Hastings and Rosenberg have used resting forms of Escherichia coli to determine how spontaneous DNA fragmentation occurs. Their report is published in the journal Nature Communications.
Enzymes known as DNA helicases are responsible for unzipping the DNA molecule. The whole DNA molecule is not unzipped at one time, but rather in segments. These segments create what is called a “replication fork.” There are small proteins known as single strand binding proteins that temporarily bind to each side of the replication fork, effectively keeping the two strands of DNA separate. DNA polymerase moves down one side of the open DNA and adds new complementary nucleotides to replicate one DNA strand. The other strand is copied as well, generating two copies of the chromosome. The unzipping process allows for opportunities for DNA breakage.
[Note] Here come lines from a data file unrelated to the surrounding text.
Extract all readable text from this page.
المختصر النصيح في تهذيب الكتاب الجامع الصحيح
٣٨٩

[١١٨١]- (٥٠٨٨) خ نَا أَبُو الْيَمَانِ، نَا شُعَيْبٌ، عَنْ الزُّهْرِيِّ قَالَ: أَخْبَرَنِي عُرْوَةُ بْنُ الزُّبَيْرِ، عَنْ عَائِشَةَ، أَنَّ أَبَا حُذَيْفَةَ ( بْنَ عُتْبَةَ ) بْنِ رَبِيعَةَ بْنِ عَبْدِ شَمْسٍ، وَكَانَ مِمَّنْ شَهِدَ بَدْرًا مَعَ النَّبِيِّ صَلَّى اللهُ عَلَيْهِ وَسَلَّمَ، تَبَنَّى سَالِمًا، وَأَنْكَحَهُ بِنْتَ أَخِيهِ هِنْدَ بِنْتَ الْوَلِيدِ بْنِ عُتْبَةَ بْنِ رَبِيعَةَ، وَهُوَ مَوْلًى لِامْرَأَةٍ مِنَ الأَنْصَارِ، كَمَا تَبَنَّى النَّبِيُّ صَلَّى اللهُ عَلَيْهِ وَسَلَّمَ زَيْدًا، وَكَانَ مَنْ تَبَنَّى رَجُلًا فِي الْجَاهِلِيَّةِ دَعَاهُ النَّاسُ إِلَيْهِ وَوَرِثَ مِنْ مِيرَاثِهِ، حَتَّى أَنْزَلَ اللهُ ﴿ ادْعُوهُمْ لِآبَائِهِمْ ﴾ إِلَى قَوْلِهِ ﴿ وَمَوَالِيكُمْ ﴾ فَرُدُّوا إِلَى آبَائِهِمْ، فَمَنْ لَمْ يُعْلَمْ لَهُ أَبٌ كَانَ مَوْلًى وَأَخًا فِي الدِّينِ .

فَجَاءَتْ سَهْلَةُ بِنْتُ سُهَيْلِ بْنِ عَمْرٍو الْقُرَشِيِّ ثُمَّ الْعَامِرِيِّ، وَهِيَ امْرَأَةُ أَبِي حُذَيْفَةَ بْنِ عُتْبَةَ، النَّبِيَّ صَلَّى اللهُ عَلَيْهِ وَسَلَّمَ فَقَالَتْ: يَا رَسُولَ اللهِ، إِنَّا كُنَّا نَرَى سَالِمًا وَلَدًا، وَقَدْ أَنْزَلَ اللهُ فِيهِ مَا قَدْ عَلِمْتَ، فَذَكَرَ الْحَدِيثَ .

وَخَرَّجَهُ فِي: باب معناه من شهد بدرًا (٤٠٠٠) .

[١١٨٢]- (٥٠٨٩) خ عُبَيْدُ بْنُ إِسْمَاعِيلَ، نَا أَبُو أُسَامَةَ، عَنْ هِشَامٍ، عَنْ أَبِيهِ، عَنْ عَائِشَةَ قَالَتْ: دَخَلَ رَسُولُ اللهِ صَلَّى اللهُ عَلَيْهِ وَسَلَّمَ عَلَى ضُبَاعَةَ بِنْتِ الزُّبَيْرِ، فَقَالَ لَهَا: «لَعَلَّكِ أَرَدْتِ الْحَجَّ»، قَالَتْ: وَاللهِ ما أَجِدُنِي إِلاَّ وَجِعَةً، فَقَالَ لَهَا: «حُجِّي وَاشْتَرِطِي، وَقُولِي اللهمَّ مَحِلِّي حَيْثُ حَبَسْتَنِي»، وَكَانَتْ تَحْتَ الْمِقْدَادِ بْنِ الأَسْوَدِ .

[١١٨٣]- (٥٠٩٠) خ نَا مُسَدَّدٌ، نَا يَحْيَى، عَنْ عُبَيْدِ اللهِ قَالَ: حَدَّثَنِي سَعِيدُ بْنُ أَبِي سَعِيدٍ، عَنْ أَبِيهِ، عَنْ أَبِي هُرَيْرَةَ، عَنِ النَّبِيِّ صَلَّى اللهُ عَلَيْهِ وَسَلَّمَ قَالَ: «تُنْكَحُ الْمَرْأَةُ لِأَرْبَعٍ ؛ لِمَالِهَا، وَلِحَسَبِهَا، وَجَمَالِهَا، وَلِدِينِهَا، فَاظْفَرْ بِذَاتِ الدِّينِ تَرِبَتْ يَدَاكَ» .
One type of DNA breakage occurs when the RNA polymerase collides with the replication machinery. This can happen when the RNA polymerase “backtracks” on the DNA template, or when RNA and DNA polymerases collide, meaning the system is trying to replicate and transcribe at the same time. However, it is known that DNA breakage occurs in cells that are not replicating. So, the question is, how do breaks occur when the DNA is not replicating?
Researchers have previously studied what are called “R loops.” R loops are hybrid RNA-DNA structures that have demonstrated to be “precursors of mutagenesis.” According to Hastings, “The role of R loops is to produce double-strand breaks,” explaining that these kinds of loops that result from RNA-DNA hybrids are more widespread under stress conditions, such as starvation. “Under most circumstances, RNA from gene transcription is protected against being incorporated into the DNA. However, we are working in starving cells that might not be able to produce enough protein to ensure this kind of protection.”
Earlier studies done by Hastings and Rosenberg demonstrated that genomes in stressed cells have “hot spots” for mutation. They pose the question, do cells somehow control where a given mutation occurs by controlling where it makes a double-strand break? Currently, they don’t know, but this new study is telling them that breaks are more likely to be made in a transcribed region and are open for reading. They point out that the genes in use are the ones most likely to be mutagenized.